Keywords

5.1 Introduction to Hybrid-TSA

Hybrid-experimental approaches, where full-field experimental data is coupled with an analytical expression allows for the determination of fundamentally important separate stresses or constitutive parameters, such as stress concentration factors and stiffness constants. When full-field experimental techniques such as thermoelastic stress analysis (TSA), moiré, photoelastic stress analysis (PSA) , digital image correlation (DIC), etc., are utilized, raw results are discrete, with their resolution being a function of experimental setup and equipment (sensor resolution, lens used, focal distance, etc.), and data near discontinuities are unreliable due to different edge effects. More importantly, raw data offer one piece of information, e.g. combined stresses for TSA and PSA, and displacements for DIC.

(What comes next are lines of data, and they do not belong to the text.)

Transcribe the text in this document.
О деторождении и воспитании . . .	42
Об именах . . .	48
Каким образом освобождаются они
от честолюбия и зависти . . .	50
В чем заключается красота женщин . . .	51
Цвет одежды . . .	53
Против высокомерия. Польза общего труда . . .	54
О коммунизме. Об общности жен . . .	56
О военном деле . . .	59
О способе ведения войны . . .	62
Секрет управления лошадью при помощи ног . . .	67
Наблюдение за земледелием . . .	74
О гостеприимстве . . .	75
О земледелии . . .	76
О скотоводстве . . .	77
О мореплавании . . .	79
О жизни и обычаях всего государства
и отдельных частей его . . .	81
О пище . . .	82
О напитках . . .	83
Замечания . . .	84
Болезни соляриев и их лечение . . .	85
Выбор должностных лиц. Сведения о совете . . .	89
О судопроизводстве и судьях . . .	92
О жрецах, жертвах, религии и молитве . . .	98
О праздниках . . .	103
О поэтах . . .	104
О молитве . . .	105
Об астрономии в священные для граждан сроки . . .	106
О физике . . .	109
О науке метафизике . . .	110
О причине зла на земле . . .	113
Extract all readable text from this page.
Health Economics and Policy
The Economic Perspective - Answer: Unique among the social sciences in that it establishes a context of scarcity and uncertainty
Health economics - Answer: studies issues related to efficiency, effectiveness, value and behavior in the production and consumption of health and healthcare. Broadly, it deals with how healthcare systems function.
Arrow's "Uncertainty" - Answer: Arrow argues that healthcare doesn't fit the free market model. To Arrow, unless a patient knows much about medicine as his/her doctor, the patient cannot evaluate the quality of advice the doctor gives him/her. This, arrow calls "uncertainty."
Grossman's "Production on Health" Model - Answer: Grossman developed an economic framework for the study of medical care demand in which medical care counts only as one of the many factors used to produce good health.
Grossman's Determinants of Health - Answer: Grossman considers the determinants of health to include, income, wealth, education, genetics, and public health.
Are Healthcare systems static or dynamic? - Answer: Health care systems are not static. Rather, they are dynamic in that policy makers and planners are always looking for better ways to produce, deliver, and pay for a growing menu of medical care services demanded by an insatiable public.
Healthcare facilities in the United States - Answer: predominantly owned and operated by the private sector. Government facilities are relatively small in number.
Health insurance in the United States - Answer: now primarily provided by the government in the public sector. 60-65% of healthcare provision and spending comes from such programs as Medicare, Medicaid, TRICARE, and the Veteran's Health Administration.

With the focus here being on thermoelectricity, raw data from a TSA test are proportional to the summation of the first two principal stresses when addressing a two-dimensional plane stress loading scenario as shown in Eq. (5.1) below:

$$ {S}^{*}=K\varDelta S=K\varDelta \left({\sigma}_1+{\sigma}_2\right) $$
(5.1)

Where S* is the recorded TSA signal and K is the TSA calibration factor related to the relevant physical properties of the material of interest, surface condition and TSA system parameters [13], and S is the calibrated TSA image. With most design problems in engineering fatigue and failure analysis, the separation of the above TSA coupled stresses becomes essential and has been the topic of interest for many research efforts.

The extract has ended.